Is the answer then that you can take the same writing style and get vastly different results based on the ideas used? Maybe.

Or maybe the answer is that if you sell the fans something in Book 1 and something else in Book 2, you have issues. And Feist definitely did that. I've already illustrated some of that above; another factor is that Pug and Tomas, the heroes of Book 1, are mostly sidelined as Arutha becomes more of a focus. He was kind of a main character in Magician but his story was far less eyecatching. Judging from some interviews, it feels like Arutha was always meant to be the main character of Magician but Pug took over the show as the agent/publisher felt it needed someone more relatable.

And Pug the keep orphan is very relatable. He's Harry Potter before Harry Potter existed, except instead of (understandable) anger issues he brought an inquisitive empathy to the table. He's by turn prodigiously insightful and very slow, like most normal people, and has a cracker of an arc that ends with him in a far more adult place than most of fantasy's heroes. The only bad thing about that is it that it didn't really lend itself to a sequel, hence the disconnect.

Maybe the lesson - or one of the lessons - to take away from this is that there's an appetite for hugely epic stories that are told in only one story. Magician stands almost alone in conventional Epic Fantasy for this; success has bred no imitators here. The only things I can think of close to it is Adrian Selby's Snakewood and David Gemmell's Sword in the Storm.

But then again, perhaps I am thinking of this all the wrong way.
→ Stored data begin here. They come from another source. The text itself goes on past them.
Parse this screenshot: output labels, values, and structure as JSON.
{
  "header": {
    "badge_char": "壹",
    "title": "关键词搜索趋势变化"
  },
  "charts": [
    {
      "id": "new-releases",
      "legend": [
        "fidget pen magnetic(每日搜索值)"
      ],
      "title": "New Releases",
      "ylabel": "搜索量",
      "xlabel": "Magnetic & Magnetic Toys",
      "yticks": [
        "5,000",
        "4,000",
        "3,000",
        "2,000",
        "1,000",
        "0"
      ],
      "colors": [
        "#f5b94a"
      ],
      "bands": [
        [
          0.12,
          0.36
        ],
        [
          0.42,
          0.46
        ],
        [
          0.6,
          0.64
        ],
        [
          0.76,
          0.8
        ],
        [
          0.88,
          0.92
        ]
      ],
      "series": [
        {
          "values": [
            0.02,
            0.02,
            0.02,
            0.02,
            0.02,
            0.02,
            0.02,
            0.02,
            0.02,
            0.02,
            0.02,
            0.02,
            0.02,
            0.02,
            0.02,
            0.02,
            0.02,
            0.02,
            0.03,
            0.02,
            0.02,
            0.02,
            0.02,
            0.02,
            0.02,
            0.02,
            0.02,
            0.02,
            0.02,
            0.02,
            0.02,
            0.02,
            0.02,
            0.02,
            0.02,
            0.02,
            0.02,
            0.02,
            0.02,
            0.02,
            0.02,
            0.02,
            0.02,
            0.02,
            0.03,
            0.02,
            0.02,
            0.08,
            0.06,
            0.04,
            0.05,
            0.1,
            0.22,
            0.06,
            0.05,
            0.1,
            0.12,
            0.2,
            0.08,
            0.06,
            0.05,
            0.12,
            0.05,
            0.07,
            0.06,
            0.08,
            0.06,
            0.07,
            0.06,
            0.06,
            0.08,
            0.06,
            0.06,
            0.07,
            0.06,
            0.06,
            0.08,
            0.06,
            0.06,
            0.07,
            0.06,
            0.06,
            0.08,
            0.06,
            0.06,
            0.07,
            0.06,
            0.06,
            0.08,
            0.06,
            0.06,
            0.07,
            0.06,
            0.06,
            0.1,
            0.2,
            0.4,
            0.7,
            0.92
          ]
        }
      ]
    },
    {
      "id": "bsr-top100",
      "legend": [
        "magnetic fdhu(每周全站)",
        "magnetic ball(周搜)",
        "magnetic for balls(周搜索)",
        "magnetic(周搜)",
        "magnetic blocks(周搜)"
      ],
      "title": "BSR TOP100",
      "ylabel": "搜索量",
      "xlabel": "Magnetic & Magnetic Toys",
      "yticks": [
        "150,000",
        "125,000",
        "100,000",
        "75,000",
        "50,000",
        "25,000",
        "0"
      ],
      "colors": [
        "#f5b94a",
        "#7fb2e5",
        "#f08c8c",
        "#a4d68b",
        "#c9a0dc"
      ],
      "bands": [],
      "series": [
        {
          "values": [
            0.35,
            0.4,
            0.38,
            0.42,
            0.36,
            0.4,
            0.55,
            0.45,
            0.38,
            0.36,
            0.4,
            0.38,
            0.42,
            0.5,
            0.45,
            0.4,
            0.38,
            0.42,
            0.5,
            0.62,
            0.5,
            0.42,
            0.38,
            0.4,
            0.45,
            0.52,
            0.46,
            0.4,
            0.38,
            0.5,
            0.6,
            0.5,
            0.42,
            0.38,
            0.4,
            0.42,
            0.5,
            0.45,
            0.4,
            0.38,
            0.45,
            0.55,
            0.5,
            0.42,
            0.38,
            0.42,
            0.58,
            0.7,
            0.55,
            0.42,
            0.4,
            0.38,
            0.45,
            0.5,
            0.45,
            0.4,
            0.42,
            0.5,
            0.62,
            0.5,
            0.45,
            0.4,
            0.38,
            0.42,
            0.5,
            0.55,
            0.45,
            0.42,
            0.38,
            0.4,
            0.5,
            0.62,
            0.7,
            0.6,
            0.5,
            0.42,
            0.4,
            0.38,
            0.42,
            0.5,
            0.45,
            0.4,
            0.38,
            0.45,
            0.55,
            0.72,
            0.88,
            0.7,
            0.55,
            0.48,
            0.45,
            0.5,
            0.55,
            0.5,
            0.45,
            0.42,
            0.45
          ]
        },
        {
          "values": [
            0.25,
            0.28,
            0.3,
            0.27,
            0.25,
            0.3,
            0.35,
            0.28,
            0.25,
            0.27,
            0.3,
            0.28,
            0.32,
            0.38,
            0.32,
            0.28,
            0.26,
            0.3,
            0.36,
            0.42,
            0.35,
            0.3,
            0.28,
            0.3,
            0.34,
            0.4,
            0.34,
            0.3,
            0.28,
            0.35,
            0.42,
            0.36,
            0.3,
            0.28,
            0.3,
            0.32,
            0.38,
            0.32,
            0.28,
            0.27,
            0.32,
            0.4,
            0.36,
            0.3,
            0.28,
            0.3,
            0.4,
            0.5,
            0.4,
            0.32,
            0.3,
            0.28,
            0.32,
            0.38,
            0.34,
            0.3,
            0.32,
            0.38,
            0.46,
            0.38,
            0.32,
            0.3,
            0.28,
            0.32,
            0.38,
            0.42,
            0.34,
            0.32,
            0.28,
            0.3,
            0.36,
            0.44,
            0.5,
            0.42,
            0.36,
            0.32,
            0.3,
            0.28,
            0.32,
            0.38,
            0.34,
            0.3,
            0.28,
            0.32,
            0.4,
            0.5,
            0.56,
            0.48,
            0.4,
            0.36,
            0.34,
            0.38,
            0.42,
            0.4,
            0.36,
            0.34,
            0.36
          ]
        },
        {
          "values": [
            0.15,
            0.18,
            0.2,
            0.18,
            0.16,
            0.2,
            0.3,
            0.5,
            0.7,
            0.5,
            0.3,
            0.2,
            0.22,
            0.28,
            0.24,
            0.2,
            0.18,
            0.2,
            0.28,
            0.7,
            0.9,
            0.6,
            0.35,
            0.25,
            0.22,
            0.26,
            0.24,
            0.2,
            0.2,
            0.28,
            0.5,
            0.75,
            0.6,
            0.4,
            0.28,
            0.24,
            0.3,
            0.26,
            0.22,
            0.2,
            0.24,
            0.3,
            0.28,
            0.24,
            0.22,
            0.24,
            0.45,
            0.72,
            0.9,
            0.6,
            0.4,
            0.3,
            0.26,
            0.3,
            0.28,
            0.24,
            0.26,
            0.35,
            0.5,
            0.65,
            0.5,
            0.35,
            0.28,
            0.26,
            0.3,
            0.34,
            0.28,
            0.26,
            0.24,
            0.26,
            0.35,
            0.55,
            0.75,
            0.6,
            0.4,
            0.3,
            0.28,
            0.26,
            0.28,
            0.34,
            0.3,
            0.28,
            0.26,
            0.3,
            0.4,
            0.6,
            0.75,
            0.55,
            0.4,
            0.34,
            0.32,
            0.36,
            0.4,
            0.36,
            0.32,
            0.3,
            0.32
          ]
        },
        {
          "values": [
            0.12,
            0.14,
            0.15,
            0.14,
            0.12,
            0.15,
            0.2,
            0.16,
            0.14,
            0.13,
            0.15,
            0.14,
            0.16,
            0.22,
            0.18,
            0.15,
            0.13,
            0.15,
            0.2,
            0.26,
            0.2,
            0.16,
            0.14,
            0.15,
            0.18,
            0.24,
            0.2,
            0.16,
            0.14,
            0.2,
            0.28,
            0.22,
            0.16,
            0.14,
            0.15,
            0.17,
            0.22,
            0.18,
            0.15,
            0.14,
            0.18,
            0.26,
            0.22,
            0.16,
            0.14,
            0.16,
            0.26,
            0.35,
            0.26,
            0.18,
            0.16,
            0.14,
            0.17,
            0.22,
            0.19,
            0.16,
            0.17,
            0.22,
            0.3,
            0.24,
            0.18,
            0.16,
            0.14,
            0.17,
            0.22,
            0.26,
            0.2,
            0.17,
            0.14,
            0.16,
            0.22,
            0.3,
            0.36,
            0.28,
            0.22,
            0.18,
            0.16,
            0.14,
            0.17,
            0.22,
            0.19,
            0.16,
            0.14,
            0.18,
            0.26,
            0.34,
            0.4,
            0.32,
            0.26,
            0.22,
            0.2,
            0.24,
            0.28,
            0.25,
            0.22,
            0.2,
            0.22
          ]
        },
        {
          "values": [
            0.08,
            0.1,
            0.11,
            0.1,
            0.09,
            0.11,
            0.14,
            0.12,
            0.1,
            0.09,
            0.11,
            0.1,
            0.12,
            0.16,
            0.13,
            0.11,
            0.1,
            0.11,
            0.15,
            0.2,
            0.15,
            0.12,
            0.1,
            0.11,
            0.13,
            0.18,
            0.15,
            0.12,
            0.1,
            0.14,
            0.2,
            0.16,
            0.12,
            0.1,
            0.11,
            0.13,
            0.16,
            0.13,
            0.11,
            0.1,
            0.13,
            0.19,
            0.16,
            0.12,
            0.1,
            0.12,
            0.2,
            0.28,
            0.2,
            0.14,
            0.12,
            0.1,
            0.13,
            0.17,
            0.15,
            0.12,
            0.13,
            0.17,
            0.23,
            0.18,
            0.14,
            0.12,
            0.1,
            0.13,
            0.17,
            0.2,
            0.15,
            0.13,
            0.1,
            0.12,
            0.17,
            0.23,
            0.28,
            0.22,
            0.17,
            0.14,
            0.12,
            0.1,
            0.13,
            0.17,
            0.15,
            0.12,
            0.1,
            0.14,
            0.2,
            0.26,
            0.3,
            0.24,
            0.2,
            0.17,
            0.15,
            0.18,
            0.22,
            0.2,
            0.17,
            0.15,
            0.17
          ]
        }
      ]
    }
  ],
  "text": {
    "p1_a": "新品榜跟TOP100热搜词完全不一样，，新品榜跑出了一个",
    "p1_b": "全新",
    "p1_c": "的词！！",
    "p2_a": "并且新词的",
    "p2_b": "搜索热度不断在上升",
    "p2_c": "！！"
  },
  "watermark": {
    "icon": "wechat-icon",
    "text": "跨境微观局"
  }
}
Because while I think there are lessons in terms of what sells and what doesn't here, that's a subject that can bog down new writers. New writers (like myself) should be encouraged to strive, to dream, to invent wildly and see what is good.

And here Magician provides a wonderful lesson. The incredibly ambitious and imaginative first novel lives on as a classic, a book people remember decades after. The safe genre stories don't.